En el ámbito del transporte público, se han implementado iniciativas destacadas como el e-bus y el próximo lanzamiento del Trambús en Buenos Aires. Además, se ha propuesto la conversión de flotas de taxis a energías más sostenibles. Esta transformación está siendo liderada por marcas chinas como BYD, BAIC, Geely y JMEV.
Recientemente, un grupo de 50 taxistas participó en pruebas de vehículos eléctricos, donde pudieron experimentar las ventajas de este tipo de movilidad. Gerardo Trillini, uno de los taxistas que participó, comentó: «El andar es un lujo, es silencioso, como ir arriba de una nube». Además, destacó la calidad de la dirección, suspensión y la respuesta del auto.
Uno de los beneficios más destacados para las flotas de taxis eléctricos son las exenciones impositivas. En la Ciudad Autónoma de Buenos Aires (CABA), los vehículos eléctricos están exentos del pago de patentes de por vida y no abonan peajes si utilizan el sistema Telepase. Guillermo Dietrich, organizador de las pruebas, explicó que el costo operativo por kilómetro de un vehículo eléctrico como el Dolphin Mini es de aproximadamente $25, en comparación con los $1500 de un Toyota Yaris naftero.
Considerando que el precio promedio del kWh en Buenos Aires es de $150, una carga completa del Dolphin Mini costaría aproximadamente $6480, ofreciendo una autonomía de 380 km. Esto se traduce en un costo realista de entre $20 y $25 por kilómetro.
La movilidad eléctrica no solo implica una reducción de costos y un menor impacto ambiental, sino que también contribuye a mejorar la calidad de vida en las ciudades.
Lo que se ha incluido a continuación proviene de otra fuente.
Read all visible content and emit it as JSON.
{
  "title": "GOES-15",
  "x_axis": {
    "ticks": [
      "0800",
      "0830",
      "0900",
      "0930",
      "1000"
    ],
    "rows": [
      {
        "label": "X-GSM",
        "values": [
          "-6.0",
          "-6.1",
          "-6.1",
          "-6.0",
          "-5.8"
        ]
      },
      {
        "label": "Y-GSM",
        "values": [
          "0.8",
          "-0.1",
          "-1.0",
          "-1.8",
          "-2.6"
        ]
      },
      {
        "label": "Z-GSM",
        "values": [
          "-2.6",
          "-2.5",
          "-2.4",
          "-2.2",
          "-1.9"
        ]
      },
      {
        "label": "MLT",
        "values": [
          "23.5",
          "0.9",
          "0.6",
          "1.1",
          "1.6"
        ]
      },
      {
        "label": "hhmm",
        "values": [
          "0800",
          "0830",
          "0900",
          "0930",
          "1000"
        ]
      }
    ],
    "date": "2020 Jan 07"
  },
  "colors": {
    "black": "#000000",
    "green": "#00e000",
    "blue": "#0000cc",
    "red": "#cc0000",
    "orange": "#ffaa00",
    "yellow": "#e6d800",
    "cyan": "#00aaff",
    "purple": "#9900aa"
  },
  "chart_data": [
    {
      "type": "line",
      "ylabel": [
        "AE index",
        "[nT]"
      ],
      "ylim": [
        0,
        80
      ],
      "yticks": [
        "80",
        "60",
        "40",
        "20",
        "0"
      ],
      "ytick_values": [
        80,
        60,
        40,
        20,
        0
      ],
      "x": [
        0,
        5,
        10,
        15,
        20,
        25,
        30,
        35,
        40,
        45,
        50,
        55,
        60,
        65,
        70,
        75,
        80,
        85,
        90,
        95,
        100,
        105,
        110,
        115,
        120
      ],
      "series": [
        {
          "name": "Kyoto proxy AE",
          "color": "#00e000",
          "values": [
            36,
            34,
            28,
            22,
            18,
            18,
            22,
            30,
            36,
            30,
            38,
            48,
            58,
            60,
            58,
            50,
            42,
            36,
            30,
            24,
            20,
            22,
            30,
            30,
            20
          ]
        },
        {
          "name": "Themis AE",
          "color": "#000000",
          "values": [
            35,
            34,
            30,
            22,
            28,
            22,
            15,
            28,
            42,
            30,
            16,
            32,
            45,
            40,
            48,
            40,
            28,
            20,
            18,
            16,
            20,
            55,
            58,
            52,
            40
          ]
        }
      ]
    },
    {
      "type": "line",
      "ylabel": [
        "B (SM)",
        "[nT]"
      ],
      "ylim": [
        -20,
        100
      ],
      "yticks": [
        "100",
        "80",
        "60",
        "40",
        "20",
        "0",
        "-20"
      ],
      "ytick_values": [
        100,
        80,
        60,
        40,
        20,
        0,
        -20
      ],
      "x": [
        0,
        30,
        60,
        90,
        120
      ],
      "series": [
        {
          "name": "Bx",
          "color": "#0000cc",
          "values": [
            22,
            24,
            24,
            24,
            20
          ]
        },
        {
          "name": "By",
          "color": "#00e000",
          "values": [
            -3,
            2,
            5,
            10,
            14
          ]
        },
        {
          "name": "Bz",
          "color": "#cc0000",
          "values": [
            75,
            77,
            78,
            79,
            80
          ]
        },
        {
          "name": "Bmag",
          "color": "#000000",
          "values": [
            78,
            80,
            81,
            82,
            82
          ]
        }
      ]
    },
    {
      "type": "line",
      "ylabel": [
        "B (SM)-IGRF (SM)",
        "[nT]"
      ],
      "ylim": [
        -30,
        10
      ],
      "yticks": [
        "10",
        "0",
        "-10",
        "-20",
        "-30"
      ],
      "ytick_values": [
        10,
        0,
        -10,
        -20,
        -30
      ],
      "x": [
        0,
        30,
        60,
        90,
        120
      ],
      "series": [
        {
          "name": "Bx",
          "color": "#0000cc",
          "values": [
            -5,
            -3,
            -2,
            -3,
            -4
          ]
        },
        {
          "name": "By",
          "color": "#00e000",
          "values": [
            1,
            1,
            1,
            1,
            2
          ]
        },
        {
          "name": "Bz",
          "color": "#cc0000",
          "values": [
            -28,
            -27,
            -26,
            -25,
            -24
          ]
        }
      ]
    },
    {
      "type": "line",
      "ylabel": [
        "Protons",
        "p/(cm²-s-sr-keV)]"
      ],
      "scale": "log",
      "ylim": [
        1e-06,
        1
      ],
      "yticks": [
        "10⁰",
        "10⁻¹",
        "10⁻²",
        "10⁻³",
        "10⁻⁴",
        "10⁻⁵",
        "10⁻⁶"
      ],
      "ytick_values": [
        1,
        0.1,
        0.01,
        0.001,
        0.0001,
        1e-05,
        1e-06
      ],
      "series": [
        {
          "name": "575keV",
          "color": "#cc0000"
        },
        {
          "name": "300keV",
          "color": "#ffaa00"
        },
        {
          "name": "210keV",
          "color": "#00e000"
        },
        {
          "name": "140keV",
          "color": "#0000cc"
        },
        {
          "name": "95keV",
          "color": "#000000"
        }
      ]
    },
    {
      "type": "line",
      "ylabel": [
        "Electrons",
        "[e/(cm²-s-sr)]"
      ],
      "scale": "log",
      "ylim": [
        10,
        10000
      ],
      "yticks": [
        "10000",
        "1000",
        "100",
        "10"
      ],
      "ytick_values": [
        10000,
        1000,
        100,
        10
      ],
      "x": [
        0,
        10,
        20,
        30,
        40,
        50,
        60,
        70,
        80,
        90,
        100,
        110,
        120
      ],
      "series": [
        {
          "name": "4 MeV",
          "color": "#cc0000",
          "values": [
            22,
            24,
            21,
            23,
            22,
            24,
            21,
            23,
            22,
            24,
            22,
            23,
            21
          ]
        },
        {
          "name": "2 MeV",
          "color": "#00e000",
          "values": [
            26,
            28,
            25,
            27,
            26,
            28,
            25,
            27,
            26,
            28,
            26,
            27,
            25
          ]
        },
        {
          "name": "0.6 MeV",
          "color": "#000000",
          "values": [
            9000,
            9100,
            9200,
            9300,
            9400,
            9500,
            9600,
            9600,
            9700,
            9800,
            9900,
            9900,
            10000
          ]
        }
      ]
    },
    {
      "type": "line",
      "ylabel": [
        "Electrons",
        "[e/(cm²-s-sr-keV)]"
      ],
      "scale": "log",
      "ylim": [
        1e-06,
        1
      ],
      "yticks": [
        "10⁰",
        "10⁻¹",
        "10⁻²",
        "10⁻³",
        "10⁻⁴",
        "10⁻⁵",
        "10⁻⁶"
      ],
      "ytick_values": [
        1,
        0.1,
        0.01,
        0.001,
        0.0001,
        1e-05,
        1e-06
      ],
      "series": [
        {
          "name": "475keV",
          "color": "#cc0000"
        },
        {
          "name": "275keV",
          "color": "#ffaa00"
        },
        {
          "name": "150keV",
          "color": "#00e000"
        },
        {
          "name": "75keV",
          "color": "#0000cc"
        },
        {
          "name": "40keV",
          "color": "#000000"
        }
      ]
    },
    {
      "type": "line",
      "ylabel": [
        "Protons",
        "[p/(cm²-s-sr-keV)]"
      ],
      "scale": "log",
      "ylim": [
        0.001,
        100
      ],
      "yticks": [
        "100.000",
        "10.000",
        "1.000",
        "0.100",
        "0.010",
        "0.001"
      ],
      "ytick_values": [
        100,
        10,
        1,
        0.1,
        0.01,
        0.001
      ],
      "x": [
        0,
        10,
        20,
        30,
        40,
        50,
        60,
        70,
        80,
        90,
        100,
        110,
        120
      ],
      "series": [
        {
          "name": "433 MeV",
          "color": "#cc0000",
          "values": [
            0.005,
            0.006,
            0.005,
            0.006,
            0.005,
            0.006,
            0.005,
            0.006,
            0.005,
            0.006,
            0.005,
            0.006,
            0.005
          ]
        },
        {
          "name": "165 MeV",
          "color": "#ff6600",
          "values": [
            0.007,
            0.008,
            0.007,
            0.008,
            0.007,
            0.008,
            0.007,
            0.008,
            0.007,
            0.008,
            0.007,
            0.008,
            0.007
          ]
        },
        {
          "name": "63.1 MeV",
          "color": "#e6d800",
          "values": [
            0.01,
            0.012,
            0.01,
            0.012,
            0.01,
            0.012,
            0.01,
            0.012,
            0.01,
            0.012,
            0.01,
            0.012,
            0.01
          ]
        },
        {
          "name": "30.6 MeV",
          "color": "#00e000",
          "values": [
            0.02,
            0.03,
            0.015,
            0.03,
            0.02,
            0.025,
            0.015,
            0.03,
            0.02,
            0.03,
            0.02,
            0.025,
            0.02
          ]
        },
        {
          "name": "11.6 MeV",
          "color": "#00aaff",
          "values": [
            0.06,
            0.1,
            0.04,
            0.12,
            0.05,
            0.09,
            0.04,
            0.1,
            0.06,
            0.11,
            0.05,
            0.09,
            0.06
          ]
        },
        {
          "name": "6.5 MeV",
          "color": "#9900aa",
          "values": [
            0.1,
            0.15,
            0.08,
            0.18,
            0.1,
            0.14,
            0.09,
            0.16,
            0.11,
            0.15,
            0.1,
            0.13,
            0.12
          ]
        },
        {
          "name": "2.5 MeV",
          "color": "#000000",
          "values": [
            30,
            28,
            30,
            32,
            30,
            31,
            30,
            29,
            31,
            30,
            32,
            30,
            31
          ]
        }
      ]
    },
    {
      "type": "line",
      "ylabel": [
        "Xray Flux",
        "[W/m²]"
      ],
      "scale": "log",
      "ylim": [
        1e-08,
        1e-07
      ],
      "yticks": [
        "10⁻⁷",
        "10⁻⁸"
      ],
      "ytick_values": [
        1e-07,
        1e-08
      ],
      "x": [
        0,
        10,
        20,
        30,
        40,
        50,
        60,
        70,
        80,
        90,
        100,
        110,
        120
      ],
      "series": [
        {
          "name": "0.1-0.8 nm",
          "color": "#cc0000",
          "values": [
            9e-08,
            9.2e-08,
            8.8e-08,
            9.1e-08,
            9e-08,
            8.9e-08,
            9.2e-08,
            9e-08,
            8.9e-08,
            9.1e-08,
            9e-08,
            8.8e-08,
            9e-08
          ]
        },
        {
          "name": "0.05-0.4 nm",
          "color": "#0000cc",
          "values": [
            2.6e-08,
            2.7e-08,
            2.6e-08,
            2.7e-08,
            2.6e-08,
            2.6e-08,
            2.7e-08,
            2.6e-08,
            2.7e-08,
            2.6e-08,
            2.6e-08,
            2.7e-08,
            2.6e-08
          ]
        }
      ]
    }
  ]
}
Los vehículos eléctricos son más silenciosos, lo que favorece tanto a los pasajeros como a los peatones, y contribuye a un entorno urbano más tranquilo.
Sin embargo, el desarrollo de esta infraestructura es crucial. Actualmente, existen 48 estaciones de carga eléctrica en la ciudad y más de 260 puntos de carga en todo el país, gestionados por empresas como YPF, Shell y Chargebox. Además, se estima que hay alrededor de 1500 cargadores privados instalados en domicilios particulares y edificios. Para fomentar la reconversión de vehículos, el Banco de la Ciudad ofrece líneas de crédito preferenciales para taxis y remises eléctricos y híbridos.